Em 2020, o Supremo abrirá mais uma vaga por conta da aposentadoria compulsória do decano Celso de Mello, que completará 75 anos. Desta vez, os religiosos decidiram não dar sopa ao azar. Desde a posse de Jair Bolsonaro, os lobistas das igrejas percorrem semanalmente os corredores dos ministérios, do Congresso e dos tribunais superiores para garantir a nomeação de Gandra Filho. “Será ele, pode anotar”, afirmou um desses lobistas a CartaCapital.

Embora católico fervoroso, ligado à Opus Dei, um dos mais reacionários prelados da Igreja, Gandra Filho tem o apoio dos evangélicos por ser considerado um inabalável defensor dos “valores da família”. Os religiosos querem emplacar um ministro que faça um contraponto e tente barrar as pautas de costumes em tramitação no STF. Esses grupos se sentem mal representados na corte e se ressentem das inúmeras decisões do colegiado contrárias a suas teses, entre elas a liberação do aborto em casos de bebês anencéfalos, o que abre a possibilidade de uma legalização geral, e a criminalização da homofobia. A declaração de Bolsonaro de que o próximo integrante da Corte Suprema será “terrivelmente evangélico” não passaria de um despiste. “Ele atira para um lado, mas mira em outro”, garante o lobista.

Um acordo teria sido firmado com o ministro Sergio Moro, cotado para substituir Celso de Mello no STF. Em troca do apoio ao nome de Gandra Filho, a Bancada da Bíblia se comprometeria a defender as pautas do ministro no Congresso. O primeiro teste virá com a manutenção ou não dos vetos de Bolsonaro na Lei de Abuso de Autoridade. O segundo, na votação do “pacote anticrime”, que patina na Câmara.
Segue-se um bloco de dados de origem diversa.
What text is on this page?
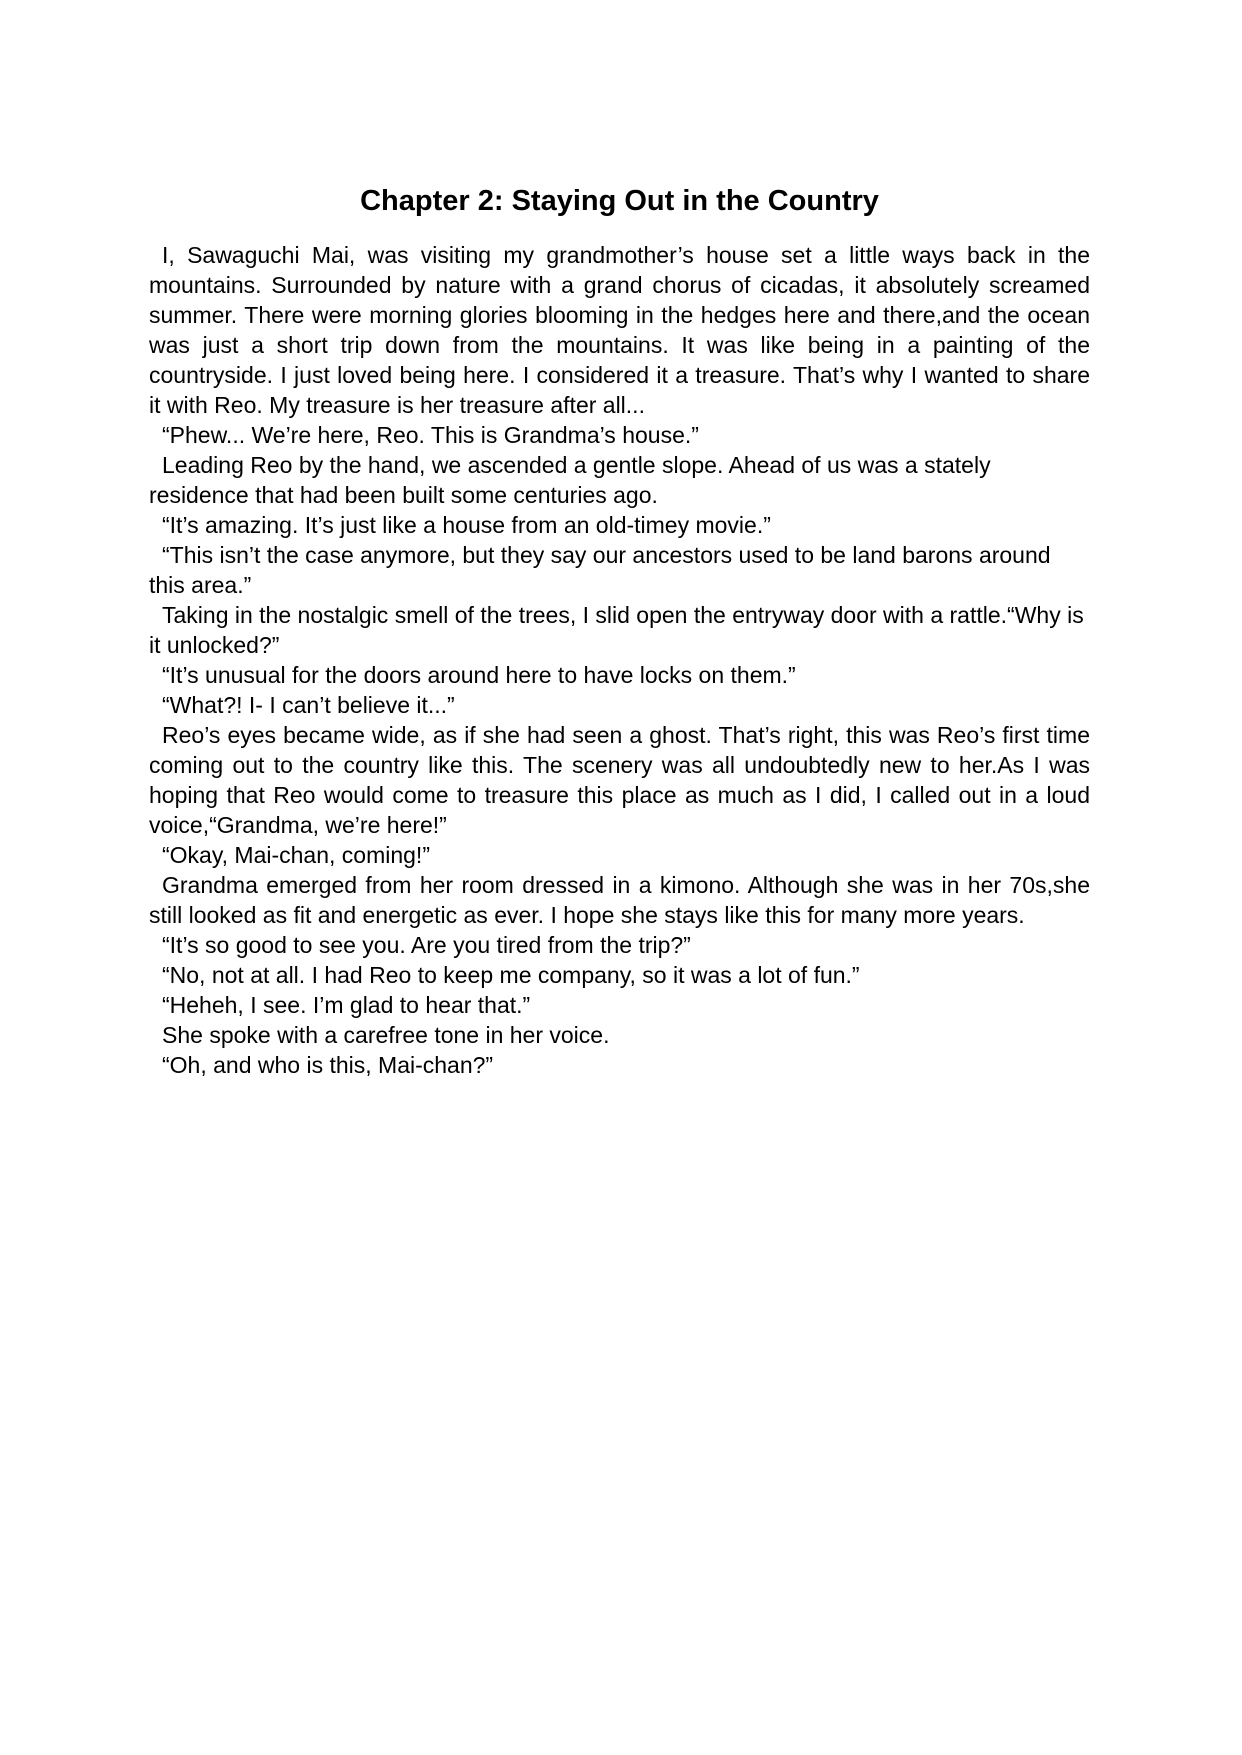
Chapter 2: Staying Out in the Country

I, Sawaguchi Mai, was visiting my grandmother’s house set a little ways back in the mountains. Surrounded by nature with a grand chorus of cicadas, it absolutely screamed summer. There were morning glories blooming in the hedges here and there,and the ocean was just a short trip down from the mountains. It was like being in a painting of the countryside. I just loved being here. I considered it a treasure. That’s why I wanted to share it with Reo. My treasure is her treasure after all...

“Phew... We’re here, Reo. This is Grandma’s house.”

Leading Reo by the hand, we ascended a gentle slope. Ahead of us was a stately residence that had been built some centuries ago.

“It’s amazing. It’s just like a house from an old-timey movie.”

“This isn’t the case anymore, but they say our ancestors used to be land barons around this area.”

Taking in the nostalgic smell of the trees, I slid open the entryway door with a rattle.“Why is it unlocked?”

“It’s unusual for the doors around here to have locks on them.”

“What?! I- I can’t believe it...”

Reo’s eyes became wide, as if she had seen a ghost. That’s right, this was Reo’s first time coming out to the country like this. The scenery was all undoubtedly new to her.As I was hoping that Reo would come to treasure this place as much as I did, I called out in a loud voice,“Grandma, we’re here!”

“Okay, Mai-chan, coming!”

Grandma emerged from her room dressed in a kimono. Although she was in her 70s,she still looked as fit and energetic as ever. I hope she stays like this for many more years.

“It’s so good to see you. Are you tired from the trip?”

“No, not at all. I had Reo to keep me company, so it was a lot of fun.”

“Heheh, I see. I’m glad to hear that.”

She spoke with a carefree tone in her voice.

“Oh, and who is this, Mai-chan?”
Por causa da Lava Jato, Moro não tem interlocução com o Parlamento. Pior: é detestado por deputados e senadores. Bispos evangélicos sem mandato se comprometeram a abrir as portas das bancadas da Bíblia e da Bala para o ministro se ele reforçar o lobby pela indicação de Gandra Filho. O ex-presidente do TST tem outro trunfo em sua campanha pela vaga no Supremo: sua amizade com Michelle, mulher de Bolsonaro.

Gandra Filho é autor de declarações reacionárias e antiquadas, bem ao gosto do bolsonarismo. Segundo ele, a mulher deve obedecer ao marido e a união civil entre pessoas do mesmo sexo se compara ao cruzamento entre um ser humano e um cachorro. “Casais homoafetivos não devem ter os mesmos direitos dos heterossexuais. Isso deturpa o conceito de família”, afirmou em uma entrevista. Critica o aborto e o divórcio e fez voto de castidade.

Reacionário nos costumes, Gandra Filho é um ferrenho defensor da agenda econômica ultraliberal. Presidia o TST quando a reforma trabalhista foi aprovada no governo Temer e se tornou um dos bastiões do apoio às mudanças. Chegou a ameaçar juízes de primeira instância e disse que a Justiça do Trabalho acabaria se os magistrados se opusessem à reforma. Tornou-se persona non grata no meio. Talvez o entusiasmo com a medida aprovada por Temer guardasse alguma relação com o seu desejo frustrado de chegar ao Supremo. Veremos agora se a fé será capaz de mover montanhas em favor de Gandra Filho.